LHC Experiment Detector Type Primary Physics Goal
ATLAS General-purpose, toroid magnet Higgs, BSM physics, heavy ion
CMS General-purpose, solenoid magnet Higgs, BSM physics, heavy ion
ALICE Specialized heavy-ion detector Quark-gluon plasma
LHCb Forward spectrometer B-meson physics, CP violation

What Collisions Reveal

When two protons collide at 13.6 TeV, the collision energy is so large that the kinetic energy converts into new particles via E = mc2. Physicists do not collide the protons as whole objects — they collide the quarks and gluons inside them. The effective collision energy of a single quark-quark encounter is a fraction of the total beam energy, following a distribution called the parton distribution function.

In 2012, ATLAS and CMS announced the discovery of the Higgs boson at a mass of 125.09 GeV. The Higgs was the last missing piece of the Standard Model, predicted in 1964. Its discovery confirmed the Brout-Englert-Higgs mechanism — the process by which fundamental particles acquire mass by interacting with the Higgs field that permeates all of space.

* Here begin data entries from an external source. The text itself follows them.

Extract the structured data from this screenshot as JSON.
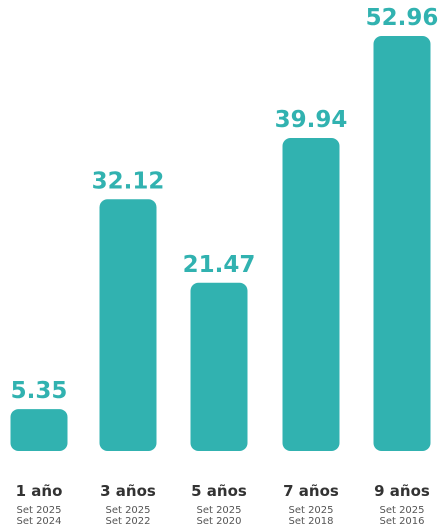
{
  "chart_data": {
    "type": "bar",
    "categories": [
      "1 año",
      "3 años",
      "5 años",
      "7 años",
      "9 años"
    ],
    "values": [
      5.35,
      32.12,
      21.47,
      39.94,
      52.96
    ],
    "value_labels": [
      "5.35",
      "32.12",
      "21.47",
      "39.94",
      "52.96"
    ],
    "date_ranges": [
      [
        "Set 2025",
        "Set 2024"
      ],
      [
        "Set 2025",
        "Set 2022"
      ],
      [
        "Set 2025",
        "Set 2020"
      ],
      [
        "Set 2025",
        "Set 2018"
      ],
      [
        "Set 2025",
        "Set 2016"
      ]
    ],
    "title": "",
    "xlabel": "",
    "ylabel": "",
    "ylim": [
      0,
      52.96
    ],
    "grid": false,
    "bar_color": "#31b2b0",
    "label_color": "#31b2b0"
  }
}
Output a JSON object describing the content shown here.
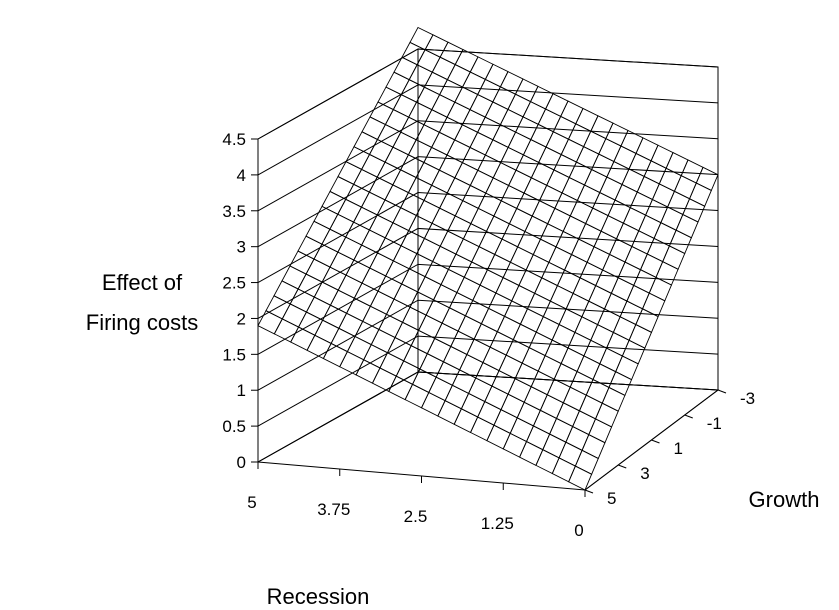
{
  "chart_data": {
    "type": "surface",
    "zlabel_lines": [
      "Effect of",
      "Firing costs"
    ],
    "xlabel": "Recession",
    "ylabel": "Growth",
    "x_ticks": [
      "5",
      "3.75",
      "2.5",
      "1.25",
      "0"
    ],
    "y_ticks": [
      "-3",
      "-1",
      "1",
      "3",
      "5"
    ],
    "z_ticks": [
      "0",
      "0.5",
      "1",
      "1.5",
      "2",
      "2.5",
      "3",
      "3.5",
      "4",
      "4.5"
    ],
    "zlim": [
      0,
      4.5
    ],
    "x_range": [
      0,
      5
    ],
    "y_range": [
      -3,
      5
    ],
    "grid": true,
    "bands": [
      {
        "range": [
          0,
          0.5
        ],
        "color": "#993366"
      },
      {
        "range": [
          0.5,
          1
        ],
        "color": "#ffffcc"
      },
      {
        "range": [
          1,
          1.5
        ],
        "color": "#ccffff"
      },
      {
        "range": [
          1.5,
          2
        ],
        "color": "#ccffff"
      },
      {
        "range": [
          2,
          2.5
        ],
        "color": "#660066"
      },
      {
        "range": [
          2.5,
          3
        ],
        "color": "#660066"
      },
      {
        "range": [
          3,
          3.5
        ],
        "color": "#ff8080"
      },
      {
        "range": [
          3.5,
          4
        ],
        "color": "#0066cc"
      },
      {
        "range": [
          4,
          4.5
        ],
        "color": "#ccccff"
      },
      {
        "range": [
          4.5,
          5
        ],
        "color": "#000080"
      }
    ],
    "surface_corners": [
      {
        "recession": 5,
        "growth": -3,
        "value": 4.8
      },
      {
        "recession": 0,
        "growth": -3,
        "value": 3.0
      },
      {
        "recession": 0,
        "growth": 5,
        "value": 0.0
      },
      {
        "recession": 5,
        "growth": 5,
        "value": 1.9
      }
    ]
  }
}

Particle accelerators have a history of producing unexpected results. The J/ψ meson, the tau lepton, the W and Z bosons, the top quark — each discovery required building a machine powerful enough to produce the particle and a detector sensitive enough to identify it. The High-Luminosity LHC upgrade, planned through the 2040s, will increase the collision rate tenfold, producing enough Higgs bosons to measure its properties with percent-level precision and search for deviations from Standard Model predictions that would signal new physics.